Vorlesetag 2017 AfD-Politiker sollen in Kitas auftreten

Politiker lesen Kindern vor: kein ungewöhnliches Bild am "Vorlesetag". In diesem Jahr wurden auch AfD-Politiker in die Kitas und Schulen eingeladen - und der Ärger ist groß.
Schülerinnen und Schüler am Vorlesetag 2016

Schülerinnen und Schüler am Vorlesetag 2016

Foto: Roland Weihrauch/ picture alliance / dpa

Am 17. November ist wieder der sogenannte Bundesweite Vorlesetag - der gemeinsame Aktionstag von Stiftung Lesen, Deutsche Bahn Stiftung und "Die Zeit". Ziel ist es, vor allem Kinder fürs Lesen zu begeistern, mit Aktionen in Schulen, Kindergärten, Bibliotheken oder Buchläden.

Im vergangenen Jahr freuten sich die Veranstalter noch über nach eigenen Angaben "135.000 Vorleseaktionen - darunter mehr als tausend Lesungen von Politikerinnen und Politikern". In diesem Jahr sorgt aber gerade die Beteiligung von Politikerinnen und Politikern für Streit - denn die Stiftung Lesen hat auch AfD-Mandatsträger eingeladen, am Vorlesetag 2017 mitzuwirken.

Die Stiftung Lesen mache durch die Einladung "den Bock zum Gärtner", kritisierte die Präsidentin des deutschen Ablegers des Schriftstellerverbandes PEN, Regula Venske. "Nach Auffassung des deutschen PEN sind die Grundsätze der AfD, die sich gegen die bestehende kulturelle Vielfalt und Toleranz richten, nicht vereinbar mit den an Schulen und Kitas vertretenen und unsere Gesellschaft bereichernden Leitbildern."

"Kitas und Schulen sollen selbst entscheiden"

Tatsächlich heißt es auch in den Leitlinien der Stiftung Lesen: "Sie schließt die Zusammenarbeit mit Parteien, Institutionen und anderen Gruppen oder Einzelpersonen, die antidemokratisches, rassistisches, fremdenfeindliches oder diskriminierendes Gedankengut vertreten oder verbreiten, aus." Mit ihrer an Politiker "von fragwürdiger politischer Couleur und Gesinnung" gerichteten Einladung habe die Stiftung Lesen ihren eigenen Grundsätzen widersprochen, so PEN-Präsidentin Venske.

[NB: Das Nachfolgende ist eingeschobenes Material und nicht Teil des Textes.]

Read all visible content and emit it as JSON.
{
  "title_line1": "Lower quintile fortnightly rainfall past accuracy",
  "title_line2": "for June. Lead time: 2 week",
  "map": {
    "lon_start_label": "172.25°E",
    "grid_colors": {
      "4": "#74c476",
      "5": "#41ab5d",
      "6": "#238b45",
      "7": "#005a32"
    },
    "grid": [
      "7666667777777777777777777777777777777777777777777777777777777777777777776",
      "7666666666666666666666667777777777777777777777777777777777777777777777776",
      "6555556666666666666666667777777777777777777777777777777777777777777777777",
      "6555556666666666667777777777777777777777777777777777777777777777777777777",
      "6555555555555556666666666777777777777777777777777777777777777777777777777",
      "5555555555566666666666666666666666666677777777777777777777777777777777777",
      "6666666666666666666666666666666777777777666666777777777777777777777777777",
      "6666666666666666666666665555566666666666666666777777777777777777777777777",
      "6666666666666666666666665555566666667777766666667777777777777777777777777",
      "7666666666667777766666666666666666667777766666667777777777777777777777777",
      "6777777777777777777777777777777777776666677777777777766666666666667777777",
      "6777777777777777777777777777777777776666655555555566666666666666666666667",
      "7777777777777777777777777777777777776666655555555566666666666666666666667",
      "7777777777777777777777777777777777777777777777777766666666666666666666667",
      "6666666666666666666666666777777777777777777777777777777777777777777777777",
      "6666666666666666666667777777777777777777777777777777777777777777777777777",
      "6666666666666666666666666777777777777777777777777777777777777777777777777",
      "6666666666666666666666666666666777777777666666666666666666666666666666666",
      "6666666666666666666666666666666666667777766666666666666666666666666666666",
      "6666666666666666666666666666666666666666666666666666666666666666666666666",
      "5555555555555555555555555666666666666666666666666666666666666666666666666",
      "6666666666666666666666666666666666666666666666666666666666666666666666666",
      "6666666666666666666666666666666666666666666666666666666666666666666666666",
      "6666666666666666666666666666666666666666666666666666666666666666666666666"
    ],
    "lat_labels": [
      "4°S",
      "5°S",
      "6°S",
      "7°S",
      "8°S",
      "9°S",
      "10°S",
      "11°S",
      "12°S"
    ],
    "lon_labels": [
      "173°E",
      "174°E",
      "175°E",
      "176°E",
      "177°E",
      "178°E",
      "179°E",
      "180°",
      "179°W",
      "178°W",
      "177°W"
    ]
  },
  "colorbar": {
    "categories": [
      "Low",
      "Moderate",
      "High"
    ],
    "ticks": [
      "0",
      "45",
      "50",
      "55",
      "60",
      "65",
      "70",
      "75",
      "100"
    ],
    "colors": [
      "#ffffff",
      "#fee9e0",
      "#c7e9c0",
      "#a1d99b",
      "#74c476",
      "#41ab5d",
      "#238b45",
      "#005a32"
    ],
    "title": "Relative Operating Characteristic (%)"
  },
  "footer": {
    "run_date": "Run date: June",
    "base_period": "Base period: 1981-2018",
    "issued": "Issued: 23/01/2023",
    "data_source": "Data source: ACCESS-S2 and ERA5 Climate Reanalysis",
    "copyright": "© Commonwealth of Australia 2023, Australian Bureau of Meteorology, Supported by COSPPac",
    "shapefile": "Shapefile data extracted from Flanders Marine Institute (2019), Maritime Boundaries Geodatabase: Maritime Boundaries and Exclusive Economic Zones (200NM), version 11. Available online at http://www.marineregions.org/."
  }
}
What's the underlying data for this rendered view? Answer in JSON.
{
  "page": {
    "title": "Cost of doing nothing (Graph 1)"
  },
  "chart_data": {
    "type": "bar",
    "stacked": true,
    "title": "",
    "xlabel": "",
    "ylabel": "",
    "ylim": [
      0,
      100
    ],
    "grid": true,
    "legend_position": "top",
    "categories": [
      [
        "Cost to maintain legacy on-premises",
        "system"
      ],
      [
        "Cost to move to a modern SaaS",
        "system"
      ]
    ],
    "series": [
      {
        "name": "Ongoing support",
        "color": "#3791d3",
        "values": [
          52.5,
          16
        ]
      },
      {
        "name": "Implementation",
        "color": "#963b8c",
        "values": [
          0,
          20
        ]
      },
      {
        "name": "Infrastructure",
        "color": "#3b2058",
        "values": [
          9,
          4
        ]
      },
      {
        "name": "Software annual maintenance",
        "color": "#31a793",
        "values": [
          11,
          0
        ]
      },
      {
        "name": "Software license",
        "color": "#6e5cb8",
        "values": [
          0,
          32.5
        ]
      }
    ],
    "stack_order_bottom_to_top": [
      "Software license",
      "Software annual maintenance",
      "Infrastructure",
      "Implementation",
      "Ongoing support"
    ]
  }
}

Die Stiftung hält auf Anfrage von SPIEGEL ONLINE dagegen, dass man in den vergangenen Jahren die NPD ausdrücklich von den Einladungen ausgeschlossen habe, da diese "nachweislich verfassungsfeindlich und undemokratisch" sei. Bei der AfD wollte die Stiftung Lesen diesen Schritt aber nicht vollziehen.

Die drei Initiatoren des Bundesweiten Vorlesetags, heißt es in einer offiziellen Stellungnahme der Stiftung Lesen, seien sich einig, "dass zwar alle demokratisch legitimierten Parteien einen Hinweis auf den Bundesweiten Vorlesetag erhalten - dass aber die Kitas und Schulen selber entscheiden, ob und mit welcher Politikerin oder welchem Politiker sie eine Vorlesestunde durchführen."